Mushrooms might serve as biofactories for the production of various beneficial human drugs, according to plant pathologists who have inserted new genes into mushrooms.
"There has always been a recognized potential of the mushroom as being a choice platform for the mass production of commercially valuable proteins," said Charles Peter Romaine, who holds the John B. Swayne Chair in spawn science and professor of plant pathology at Penn State. "Mushrooms could make the ideal vehicle for the manufacture of biopharmaceuticals to treat a broad array of human illnesses. But nobody has been able to come up with a feasible way of doing that."
Dr. Romaine and his colleague, Xi Chen, then a post-doctoral scholar at Penn State and now a Syngenta Biotechnology Inc. research scientist, have developed a technique to genetically modify Agaricus bisporus -- the button variety of mushroom, which is the predominant edible species worldwide. One application of their technology is the use of transgenic mushrooms as factories for producing therapeutic proteins, such as vaccines, monoclonal antibodies, and hormones like insulin, or commercial enzymes, such as cellulase for biofuels.
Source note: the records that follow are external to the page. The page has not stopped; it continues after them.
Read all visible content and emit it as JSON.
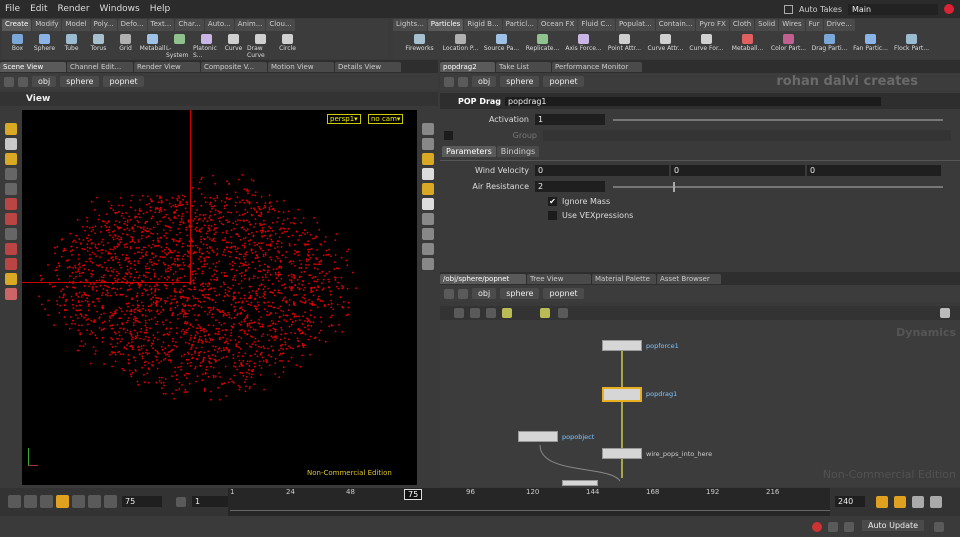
{
  "menu": [
    "File",
    "Edit",
    "Render",
    "Windows",
    "Help"
  ],
  "takes": {
    "label": "Auto Takes",
    "value": "Main"
  },
  "left_shelf_tabs": [
    "Create",
    "Modify",
    "Model",
    "Poly...",
    "Defo...",
    "Text...",
    "Char...",
    "Auto...",
    "Anim...",
    "Clou..."
  ],
  "left_tools": [
    {
      "label": "Box",
      "icon": "box-icon"
    },
    {
      "label": "Sphere",
      "icon": "sphere-icon"
    },
    {
      "label": "Tube",
      "icon": "tube-icon"
    },
    {
      "label": "Torus",
      "icon": "torus-icon"
    },
    {
      "label": "Grid",
      "icon": "grid-icon"
    },
    {
      "label": "Metaball",
      "icon": "metaball-icon"
    },
    {
      "label": "L-System",
      "icon": "lsystem-icon"
    },
    {
      "label": "Platonic S...",
      "icon": "platonic-icon"
    },
    {
      "label": "Curve",
      "icon": "curve-icon"
    },
    {
      "label": "Draw Curve",
      "icon": "draw-curve-icon"
    },
    {
      "label": "Circle",
      "icon": "circle-icon"
    }
  ],
  "right_shelf_tabs": [
    "Lights...",
    "Particles",
    "Rigid B...",
    "Particl...",
    "Ocean FX",
    "Fluid C...",
    "Populat...",
    "Contain...",
    "Pyro FX",
    "Cloth",
    "Solid",
    "Wires",
    "Fur",
    "Drive..."
  ],
  "right_tools": [
    {
      "label": "Fireworks",
      "icon": "fireworks-icon"
    },
    {
      "label": "Location P...",
      "icon": "location-icon"
    },
    {
      "label": "Source Pa...",
      "icon": "source-icon"
    },
    {
      "label": "Replicate...",
      "icon": "replicate-icon"
    },
    {
      "label": "Axis Force...",
      "icon": "axis-icon"
    },
    {
      "label": "Point Attr...",
      "icon": "point-icon"
    },
    {
      "label": "Curve Attr...",
      "icon": "curve-attr-icon"
    },
    {
      "label": "Curve For...",
      "icon": "curve-force-icon"
    },
    {
      "label": "Metaball...",
      "icon": "metaball2-icon"
    },
    {
      "label": "Color Part...",
      "icon": "color-icon"
    },
    {
      "label": "Drag Parti...",
      "icon": "drag-icon"
    },
    {
      "label": "Fan Partic...",
      "icon": "fan-icon"
    },
    {
      "label": "Flock Part...",
      "icon": "flock-icon"
    }
  ],
  "left_pane_tabs": [
    "Scene View",
    "Channel Edit...",
    "Render View",
    "Composite V...",
    "Motion View",
    "Details View"
  ],
  "path": {
    "obj": "obj",
    "sphere": "sphere",
    "popnet": "popnet"
  },
  "viewport": {
    "title": "View",
    "camera": "persp1▾",
    "nocam": "no cam▾",
    "watermark": "Non-Commercial Edition"
  },
  "parm_tabs_top": [
    "popdrag2",
    "Take List",
    "Performance Monitor"
  ],
  "brand": "rohan dalvi creates",
  "node_type": "POP Drag",
  "node_name": "popdrag1",
  "activation": {
    "label": "Activation",
    "value": "1"
  },
  "group": {
    "label": "Group"
  },
  "parm_tabs": [
    "Parameters",
    "Bindings"
  ],
  "wind": {
    "label": "Wind Velocity",
    "x": "0",
    "y": "0",
    "z": "0"
  },
  "air": {
    "label": "Air Resistance",
    "value": "2"
  },
  "ignore_mass": "Ignore Mass",
  "use_vex": "Use VEXpressions",
  "net_tabs": [
    "/obj/sphere/popnet",
    "Tree View",
    "Material Palette",
    "Asset Browser"
  ],
  "network": {
    "context": "Dynamics",
    "watermark": "Non-Commercial Edition",
    "nodes": [
      "popforce1",
      "popdrag1",
      "popobject",
      "wire_pops_into_here"
    ]
  },
  "timeline": {
    "start": "75",
    "frame": "1",
    "current": "75",
    "end": "240",
    "ticks": [
      "1",
      "24",
      "48",
      "72",
      "96",
      "120",
      "144",
      "168",
      "192",
      "216"
    ]
  },
  "status": {
    "auto_update": "Auto Update"
  },
  "colors": {
    "particles": "#e00000",
    "selected_node": "#e8b020",
    "bg": "#3a3a3a"
  }
}
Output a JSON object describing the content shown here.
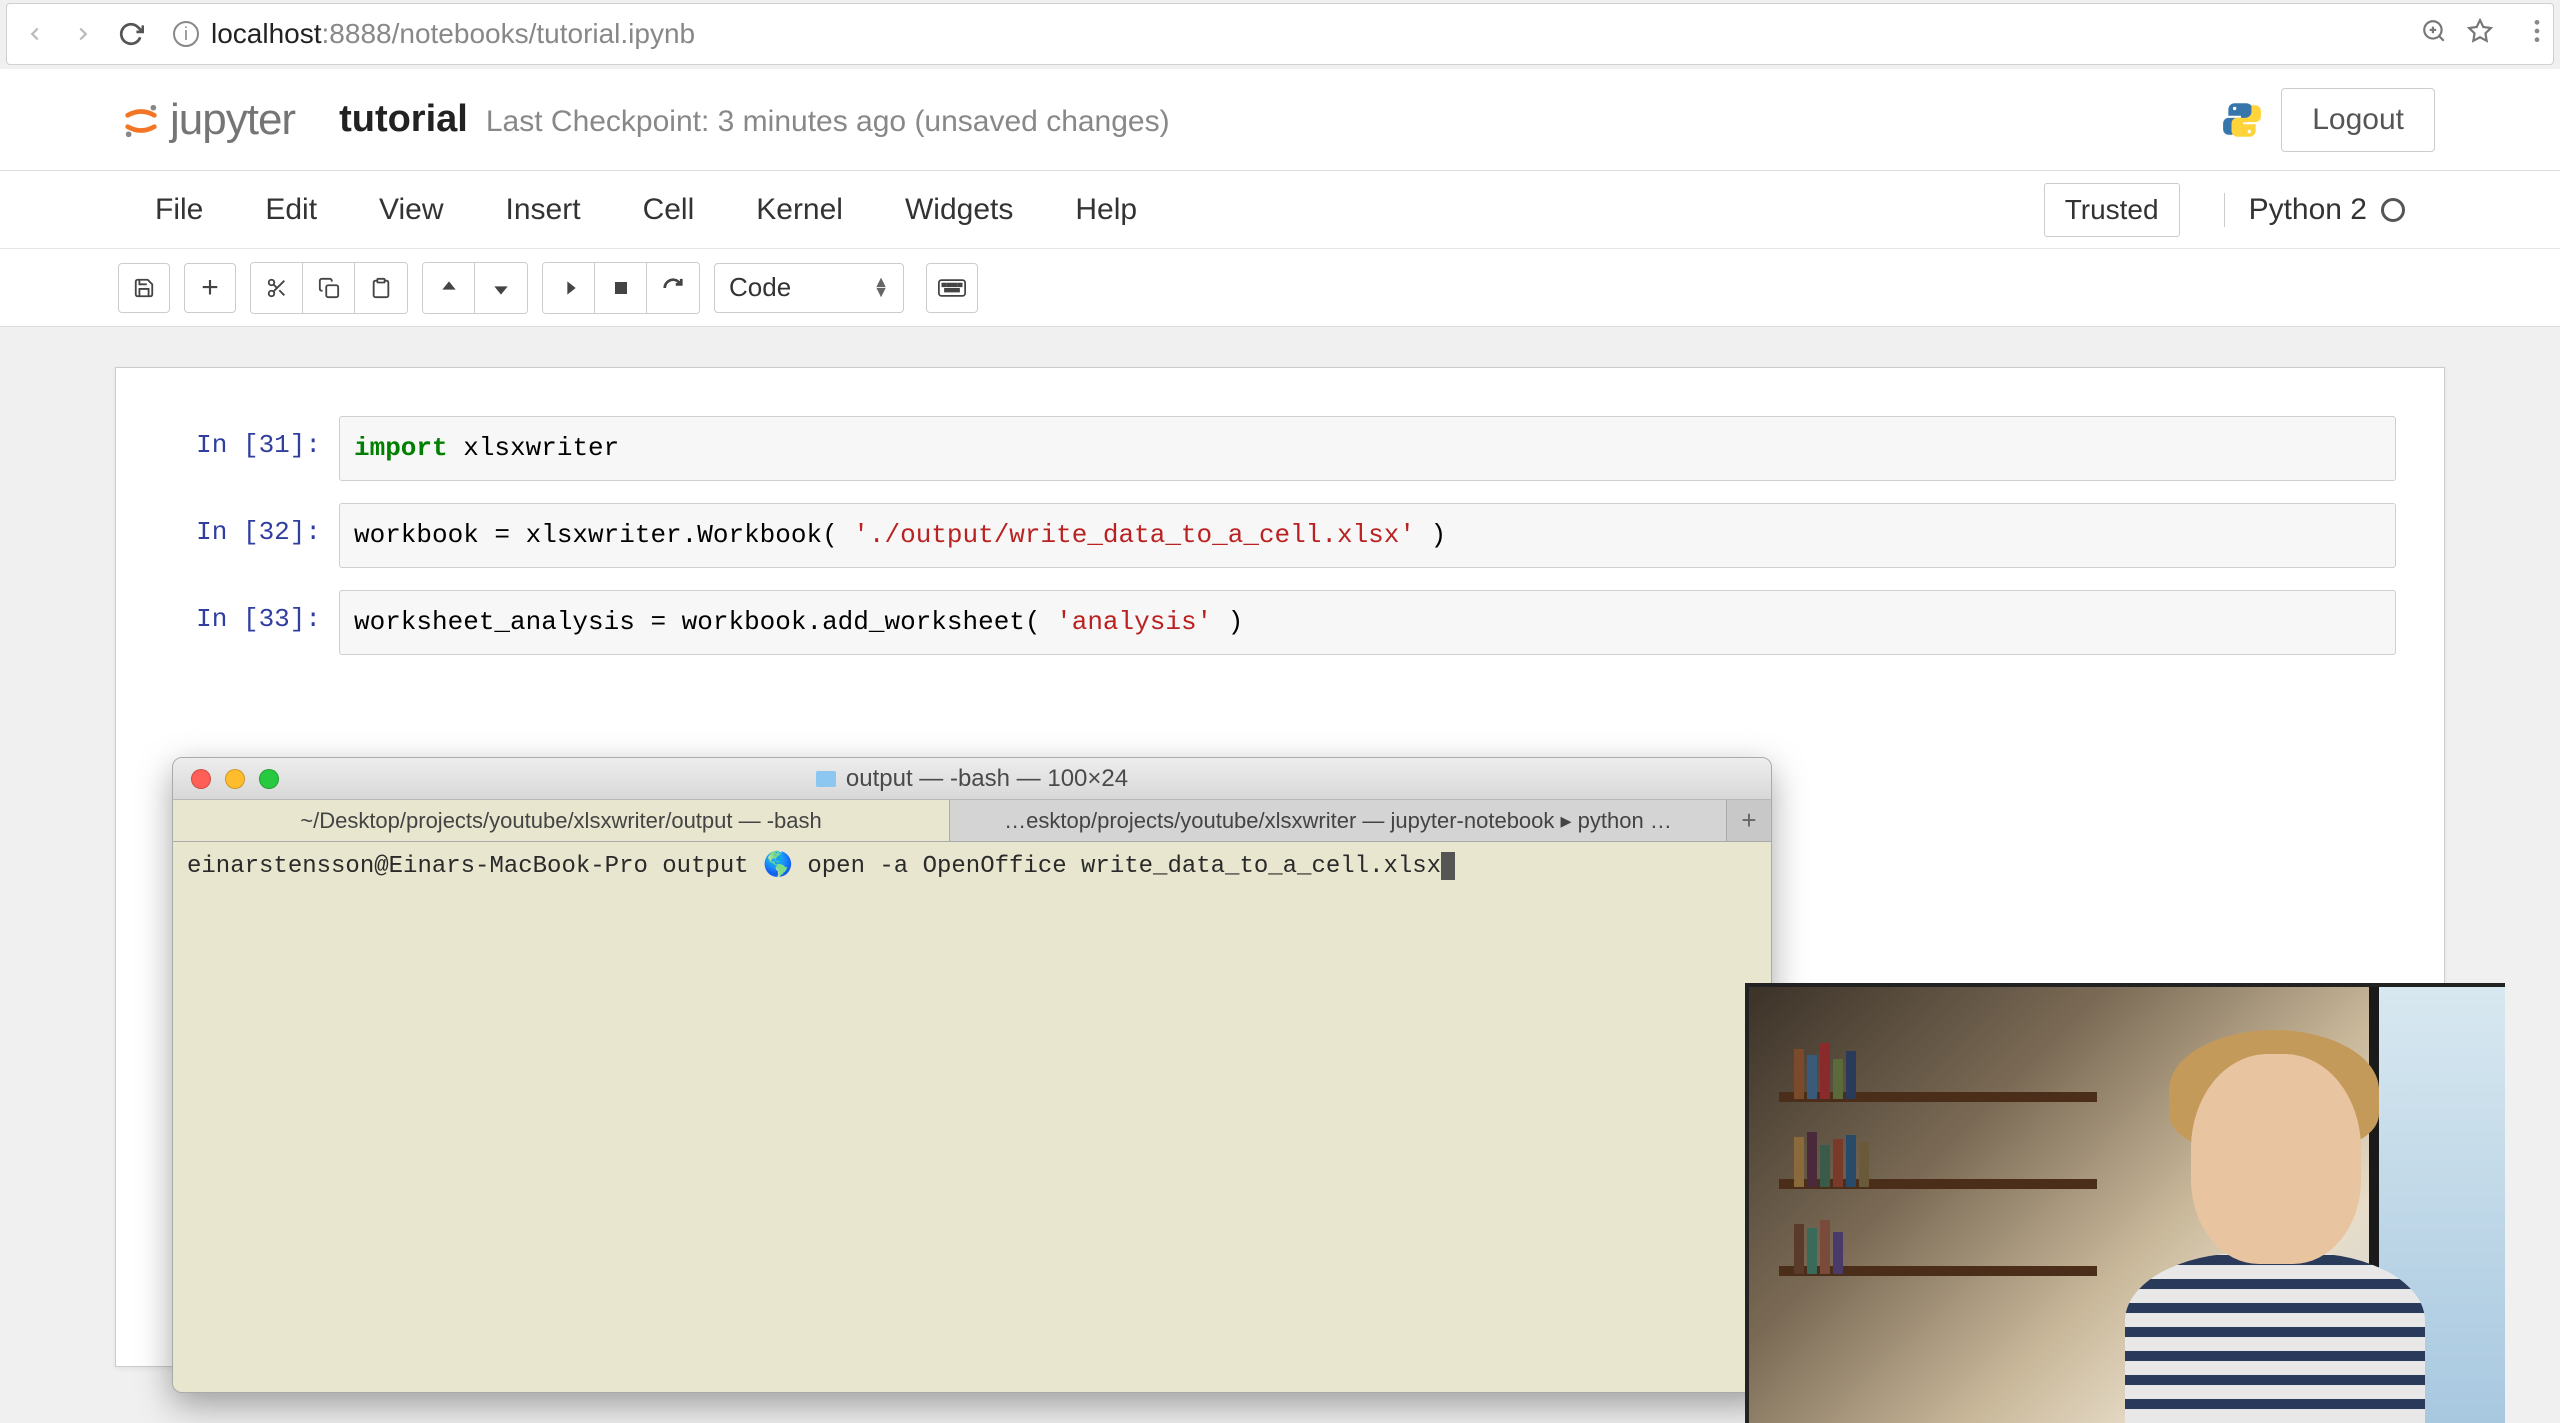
{
  "browser": {
    "url_host": "localhost",
    "url_port": ":8888",
    "url_path": "/notebooks/tutorial.ipynb"
  },
  "header": {
    "logo_text": "jupyter",
    "notebook_title": "tutorial",
    "checkpoint": "Last Checkpoint: 3 minutes ago (unsaved changes)",
    "logout": "Logout"
  },
  "menu": {
    "items": [
      "File",
      "Edit",
      "View",
      "Insert",
      "Cell",
      "Kernel",
      "Widgets",
      "Help"
    ],
    "trusted": "Trusted",
    "kernel": "Python 2"
  },
  "toolbar": {
    "celltype": "Code"
  },
  "cells": [
    {
      "prompt": "In [31]:",
      "code": {
        "prefix": "import",
        "rest": " xlsxwriter"
      }
    },
    {
      "prompt": "In [32]:",
      "code": {
        "plain1": "workbook = xlsxwriter.Workbook( ",
        "str": "'./output/write_data_to_a_cell.xlsx'",
        "plain2": " )"
      }
    },
    {
      "prompt": "In [33]:",
      "code": {
        "plain1": "worksheet_analysis = workbook.add_worksheet( ",
        "str": "'analysis'",
        "plain2": " )"
      }
    }
  ],
  "terminal": {
    "title": "output — -bash — 100×24",
    "tabs": [
      "~/Desktop/projects/youtube/xlsxwriter/output — -bash",
      "…esktop/projects/youtube/xlsxwriter — jupyter-notebook ▸ python  …"
    ],
    "prompt": "einarstensson@Einars-MacBook-Pro output 🌎 open -a OpenOffice write_data_to_a_cell.xlsx"
  }
}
"Right now medical treatment exists for about 500 diseases and genetic disorders, but thanks to the human genome project, before long, new drugs will be available for thousands of other diseases," Dr. Romaine said. "We need a new way of mass-producing protein-based drugs, which is economical, safe, and fast. We believe mushrooms are going to be the platform of the future."
To create transgenic mushrooms, researchers attached a gene that confers resistance to hygromycin, an antibiotic, to circular pieces of bacterial DNA called plasmids, which have the ability to multiply within a bacterium known as Agrobacterium.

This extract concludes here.